Small Businesses’ Recovery Remains Work in Progress
CLEVELAND – While rates of growth in the number of small businesses and the number of people they employ has climbed since the end of the Great Recession, “There’s been a rather dramatic decline in new firms in recent years,” a Cleveland Fed economist finds, calling it “a puzzling issue.”
In this week’s edition of Forefront, a publication of the Federal Reserve Bank of Cleveland, economists Mark Schweitzer, Ann Marie Wiersch and Joset Wright-Lacy assessed the “State of Small Business” and ask, “Why, if so much has improved in recent year relating to small business, are there fewer startup firms, comparatively?”
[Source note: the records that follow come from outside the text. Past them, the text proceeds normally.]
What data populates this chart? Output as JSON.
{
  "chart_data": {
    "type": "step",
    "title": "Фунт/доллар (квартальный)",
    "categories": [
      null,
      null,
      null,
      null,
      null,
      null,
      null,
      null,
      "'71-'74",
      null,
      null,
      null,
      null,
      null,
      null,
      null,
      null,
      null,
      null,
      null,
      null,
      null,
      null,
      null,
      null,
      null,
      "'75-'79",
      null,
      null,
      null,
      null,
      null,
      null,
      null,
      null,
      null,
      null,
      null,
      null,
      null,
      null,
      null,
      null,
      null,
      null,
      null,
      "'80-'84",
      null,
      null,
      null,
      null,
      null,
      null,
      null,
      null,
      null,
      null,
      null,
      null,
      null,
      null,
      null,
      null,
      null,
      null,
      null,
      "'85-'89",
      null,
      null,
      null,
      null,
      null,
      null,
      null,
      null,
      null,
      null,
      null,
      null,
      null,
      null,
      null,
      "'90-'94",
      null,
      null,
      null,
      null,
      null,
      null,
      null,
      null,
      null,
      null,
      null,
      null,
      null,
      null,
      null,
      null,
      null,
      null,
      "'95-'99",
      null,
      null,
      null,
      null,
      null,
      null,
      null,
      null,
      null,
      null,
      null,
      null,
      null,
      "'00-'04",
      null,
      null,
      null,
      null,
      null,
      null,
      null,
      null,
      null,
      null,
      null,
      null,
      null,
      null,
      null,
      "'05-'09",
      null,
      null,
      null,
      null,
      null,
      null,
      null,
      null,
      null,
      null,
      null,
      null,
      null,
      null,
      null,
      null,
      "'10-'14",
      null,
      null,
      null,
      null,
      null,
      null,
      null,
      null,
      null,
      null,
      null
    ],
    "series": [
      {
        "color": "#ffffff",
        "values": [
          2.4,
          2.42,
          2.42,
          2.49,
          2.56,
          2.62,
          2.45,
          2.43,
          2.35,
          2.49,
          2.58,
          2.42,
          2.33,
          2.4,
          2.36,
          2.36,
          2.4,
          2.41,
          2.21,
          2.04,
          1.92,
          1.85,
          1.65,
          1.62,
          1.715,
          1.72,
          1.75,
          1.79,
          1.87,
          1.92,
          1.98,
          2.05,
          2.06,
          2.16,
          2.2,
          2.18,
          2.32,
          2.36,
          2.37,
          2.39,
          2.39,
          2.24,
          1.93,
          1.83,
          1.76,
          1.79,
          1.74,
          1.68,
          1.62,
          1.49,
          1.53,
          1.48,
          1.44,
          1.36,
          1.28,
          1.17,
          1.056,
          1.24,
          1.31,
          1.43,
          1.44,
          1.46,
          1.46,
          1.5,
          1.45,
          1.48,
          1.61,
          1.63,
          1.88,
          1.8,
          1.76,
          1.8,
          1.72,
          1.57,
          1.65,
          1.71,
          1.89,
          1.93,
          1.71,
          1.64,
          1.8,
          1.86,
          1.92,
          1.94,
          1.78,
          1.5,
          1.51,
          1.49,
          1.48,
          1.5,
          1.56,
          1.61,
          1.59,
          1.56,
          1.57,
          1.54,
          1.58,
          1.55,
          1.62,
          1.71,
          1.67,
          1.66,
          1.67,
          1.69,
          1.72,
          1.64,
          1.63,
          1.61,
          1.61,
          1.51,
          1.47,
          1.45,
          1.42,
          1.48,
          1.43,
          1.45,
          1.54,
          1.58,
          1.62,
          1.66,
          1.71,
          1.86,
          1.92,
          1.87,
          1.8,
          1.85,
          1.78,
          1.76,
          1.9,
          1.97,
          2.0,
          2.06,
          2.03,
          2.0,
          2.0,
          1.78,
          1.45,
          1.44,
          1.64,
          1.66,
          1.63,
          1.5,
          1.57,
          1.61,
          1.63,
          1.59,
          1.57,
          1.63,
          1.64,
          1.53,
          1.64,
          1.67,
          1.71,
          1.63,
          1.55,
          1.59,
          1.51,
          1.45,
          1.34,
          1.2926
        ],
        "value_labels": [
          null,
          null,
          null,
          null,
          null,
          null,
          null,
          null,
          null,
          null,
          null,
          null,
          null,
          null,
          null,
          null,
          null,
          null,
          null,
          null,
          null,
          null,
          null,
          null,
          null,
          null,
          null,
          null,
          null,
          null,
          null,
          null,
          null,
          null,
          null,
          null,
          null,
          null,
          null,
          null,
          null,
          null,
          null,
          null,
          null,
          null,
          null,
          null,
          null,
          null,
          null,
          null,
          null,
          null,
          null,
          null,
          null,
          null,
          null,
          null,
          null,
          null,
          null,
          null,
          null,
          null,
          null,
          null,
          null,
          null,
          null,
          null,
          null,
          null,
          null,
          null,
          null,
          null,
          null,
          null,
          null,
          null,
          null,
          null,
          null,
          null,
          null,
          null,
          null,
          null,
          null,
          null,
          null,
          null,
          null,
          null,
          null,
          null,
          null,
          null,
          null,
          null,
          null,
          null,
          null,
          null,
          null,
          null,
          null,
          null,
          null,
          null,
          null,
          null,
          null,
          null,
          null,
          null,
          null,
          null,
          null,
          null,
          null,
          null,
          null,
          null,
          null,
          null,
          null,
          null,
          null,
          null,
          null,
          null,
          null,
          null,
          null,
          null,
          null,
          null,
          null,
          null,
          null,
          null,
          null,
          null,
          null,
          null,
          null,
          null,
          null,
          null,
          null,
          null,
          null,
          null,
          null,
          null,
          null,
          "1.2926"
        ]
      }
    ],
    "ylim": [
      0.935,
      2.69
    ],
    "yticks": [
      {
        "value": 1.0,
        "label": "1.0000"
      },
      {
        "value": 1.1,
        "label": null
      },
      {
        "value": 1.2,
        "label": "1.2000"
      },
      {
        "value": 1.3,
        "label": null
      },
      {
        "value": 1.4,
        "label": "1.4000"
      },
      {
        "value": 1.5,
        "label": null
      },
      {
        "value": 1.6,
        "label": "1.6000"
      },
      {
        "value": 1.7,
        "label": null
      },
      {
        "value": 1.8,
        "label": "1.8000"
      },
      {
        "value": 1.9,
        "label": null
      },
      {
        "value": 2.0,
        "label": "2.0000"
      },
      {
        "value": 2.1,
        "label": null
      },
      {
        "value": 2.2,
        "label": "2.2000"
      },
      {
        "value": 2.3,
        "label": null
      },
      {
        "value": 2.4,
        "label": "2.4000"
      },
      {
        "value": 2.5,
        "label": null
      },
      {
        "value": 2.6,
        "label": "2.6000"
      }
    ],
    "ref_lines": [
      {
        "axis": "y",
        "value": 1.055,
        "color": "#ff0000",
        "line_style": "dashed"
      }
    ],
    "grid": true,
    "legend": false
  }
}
Since the end of Great Recession, which ran from December 2007 until June 2009, the number of small businesses with between one and 49 employees have added 4.098 million net new jobs from 2010 through last December to the U.S. workforce, says the Bureau of Labor Statistics.
The number of firms that employ 50 to 249 added 2.932 million between 2010 and 2015 and those with 250 to 500 employees 6.086 million.
However, firms with one to 49 workers have ebbed and flowed in the number they employ as have those that employ 50 to 249. Only small businesses that employ 250 to 500 have seen steady upward growth and that category fell for the first time in 2015.
In 2010, small businesses that employ one to 49 netted an additional 158,000 employees, 600,000 in 2011, 799,000 in 2012 but only 785,000 in 2013. That figure rose to 933,000 in 2014 but fell to 823,000 in 2015.
For firms with 50 to 249, the figures were 381,000, 509,000, 523,000, 458,000, 627,000 and 434,000.
And firms with more than 250 employees, the data were 619,000, 917,000, 1.119 million, 1.081 million, 1.267 million and 1.083 million.
Net job gains, Sweitzer emphasizes, involve considerable hiring because to achieve growth, firms must do more than offset reductions in jobs. “The public often neglects to account for the fact that hiring is very different from net employment gains,” he said. “We have very large hiring and very large reductions going on all of the time.”
As for new companies entering the market, “The rate of new firms has recovered from the bottom of the recession,” the article reports, “but there is still a lower level of firms opened in recent years.” As one would expect, at the outset of the Great Recession, the number of small businesses that shut down surpassed the number of businesses that opened. The number that opened did not surpass the number that shut down until 2011 and the number that closed in 2013, just above 400,000, was nearly equal to those that opened.
“Startups contribute to fluidity for the U.S. economy in which people move in and out of jobs, and that fluidity has been viewed as benefiting productivity and growth,” Sweitzer said. “So whether the overall economy is becoming less dynamic because there are fewer startups in very important.”
In 1977, some 575,000 small businesses opened and 350,000 closed their doors. By 2006, the number of startup returned to nearly 575,000 but the number closing hit a pre-recession high of 450,000.
The outstanding commercial and industrial loans banks have extended to small businesses has increased since 2013 but remains 2% below 2008 levels, the Federal Deposit Insurance Corp. reports, loans here defined as $1 million or less.
Some bankers told the Cleveland Fed that they’ve relaxed their commercial lending standards, Wiersch reports, noting, “Small businesses are more creditworthy in the last several years. Businesses are getting stronger. There’s more demand for credit.”
Bank and other commercial lenders have not fully met this demand, Sweitzer said, “and there’s room to question whether the financial recovery in lending has ben enough to support new startups. There are still startups that complain about their funding.”